Code review aims to boost trust in big business

Carillion sign

Carillion’s failure marked a new watershed in public opinion of big business (pic: Terry Murden)


 

New moves to control the behaviour of company boards and improve public trust in big business are published today.

A review of corporate governance code by the accountancy watchdog, the Financial Reporting Council, will ban senior executives from selling shares awards for five years and encourage firms to improve how they engage with staff.

The code is not mandatory, but any listed UK firm opting out would need to explain to investors why it had decided not to comply.

It follows a number of shareholder rebellions over excess pay awards and big ticket corporate failures such as the collapse of construction firm Carillion. The former finance director of Carillion, Richard Adam, sold shares soon after leaving the firm.

The FRC said the latest update to the 26-year-old code was more fundamental than previous updates and for the first time includes guidance on how a company engages with its staff.

Firms are expected to either appoint a worker to their boards, nominate a non-executive director responsible for representing staff or create a separate employee advisory council.
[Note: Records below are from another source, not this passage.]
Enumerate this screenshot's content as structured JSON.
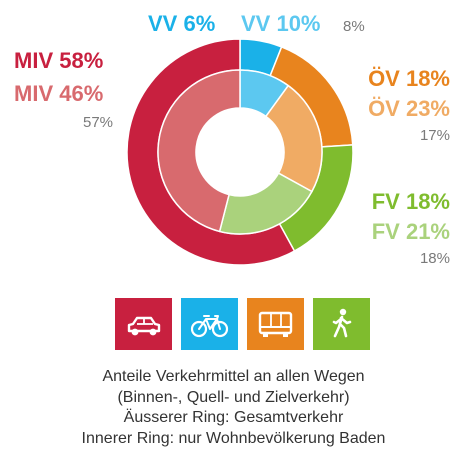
{
  "chart_data": {
    "type": "pie",
    "variant": "nested-donut",
    "categories": [
      "VV",
      "ÖV",
      "FV",
      "MIV"
    ],
    "colors": {
      "VV": {
        "outer": "#1ab1e8",
        "inner": "#5cc8f0",
        "reference": "#7a7a7a"
      },
      "ÖV": {
        "outer": "#e8841e",
        "inner": "#f0ab64",
        "reference": "#7a7a7a"
      },
      "FV": {
        "outer": "#7fbc2e",
        "inner": "#aad27c",
        "reference": "#7a7a7a"
      },
      "MIV": {
        "outer": "#c8203f",
        "inner": "#d86a6e",
        "reference": "#7a7a7a"
      }
    },
    "series": [
      {
        "name": "Äusserer Ring: Gesamtverkehr",
        "ring": "outer",
        "values": [
          6,
          18,
          18,
          58
        ]
      },
      {
        "name": "Innerer Ring: nur Wohnbevölkerung Baden",
        "ring": "inner",
        "values": [
          10,
          23,
          21,
          46
        ]
      },
      {
        "ring": "reference",
        "values": [
          8,
          17,
          18,
          57
        ]
      }
    ],
    "labels": {
      "outer": [
        "VV 6%",
        "ÖV 18%",
        "FV 18%",
        "MIV 58%"
      ],
      "inner": [
        "VV 10%",
        "ÖV 23%",
        "FV 21%",
        "MIV 46%"
      ],
      "reference": [
        "8%",
        "17%",
        "18%",
        "57%"
      ]
    }
  },
  "legend_icons": [
    {
      "name": "car-icon",
      "color": "#c8203f"
    },
    {
      "name": "bicycle-icon",
      "color": "#1ab1e8"
    },
    {
      "name": "bus-icon",
      "color": "#e8841e"
    },
    {
      "name": "pedestrian-icon",
      "color": "#7fbc2e"
    }
  ],
  "caption": {
    "line1": "Anteile Verkehrmittel an allen Wegen",
    "line2": "(Binnen-, Quell- und Zielverkehr)",
    "line3": "Äusserer Ring: Gesamtverkehr",
    "line4": "Innerer Ring: nur Wohnbevölkerung Baden"
  }
}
Executives will now be expected to hold onto share awards – given as part of long term incentive plans – for five years, rather than the current three years.

The FRC says remuneration schemes should also include provisions that would enable the company to recover and/or withhold sums or share awards and specify the circumstances in which it would be appropriate to do so.
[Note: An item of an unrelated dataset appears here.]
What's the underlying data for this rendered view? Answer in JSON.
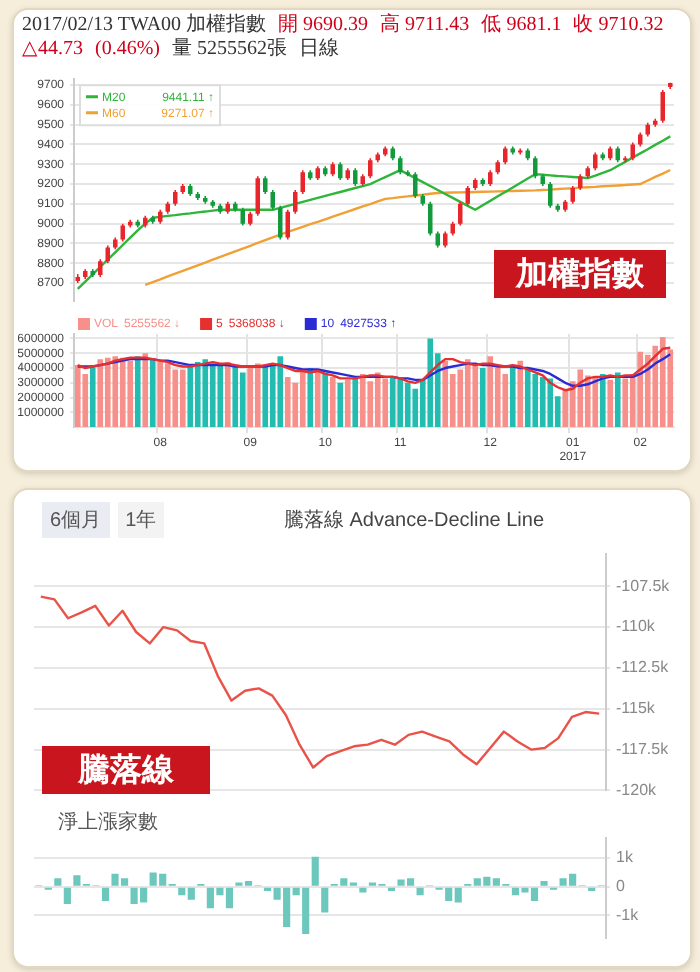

To address public concern over executive remuneration, the new Code emphasises that “remuneration committees should take into account workforce remuneration and related policies when setting director remuneration”.

It adds: “Importantly formulaic calculations of performance-related pay should be rejected. Remuneration committees should apply discretion when the resulting outcome is not justified.




Other changes affect how firms respond to shareholder protests. When companies face a vote of 20% or more against a proposal, they will have to explain how they will consult with shareholders about the protest.

Sir Win Bischoff, chairman of the FRC, said: “Corporate governance in the UK is globally respected and is a framework trusted by investors when deciding where to allocate capital. To make sure the UK moves with the times, the new Code considers economic and social issues and will help to guide the long-term success of UK businesses.

“This new Code, in its new shorter and sharper form, and with its overarching theme of trust, is paramount in promoting transparency and integrity in business for society as a whole.”

The code will apply from the beginning of next year. A separate corporate governance code will apply to large privately-held firms.

TUC General Secretary Frances O’Grady said the changes were welcome, but did not fulfil the pledges made by Theresa May when she became Prime Minister. 

“These reforms are a step in the right direction,” said Ms O’Grady. “But they are not the shake-up of corporate Britain Theresa May promised and the country needs. 

“While it’s good this new code recognises the importance of workforce engagement, the real test is whether companies give workers more of a say in how they are run.

“The government should have stuck to its commitment to make workers on boards mandatory.”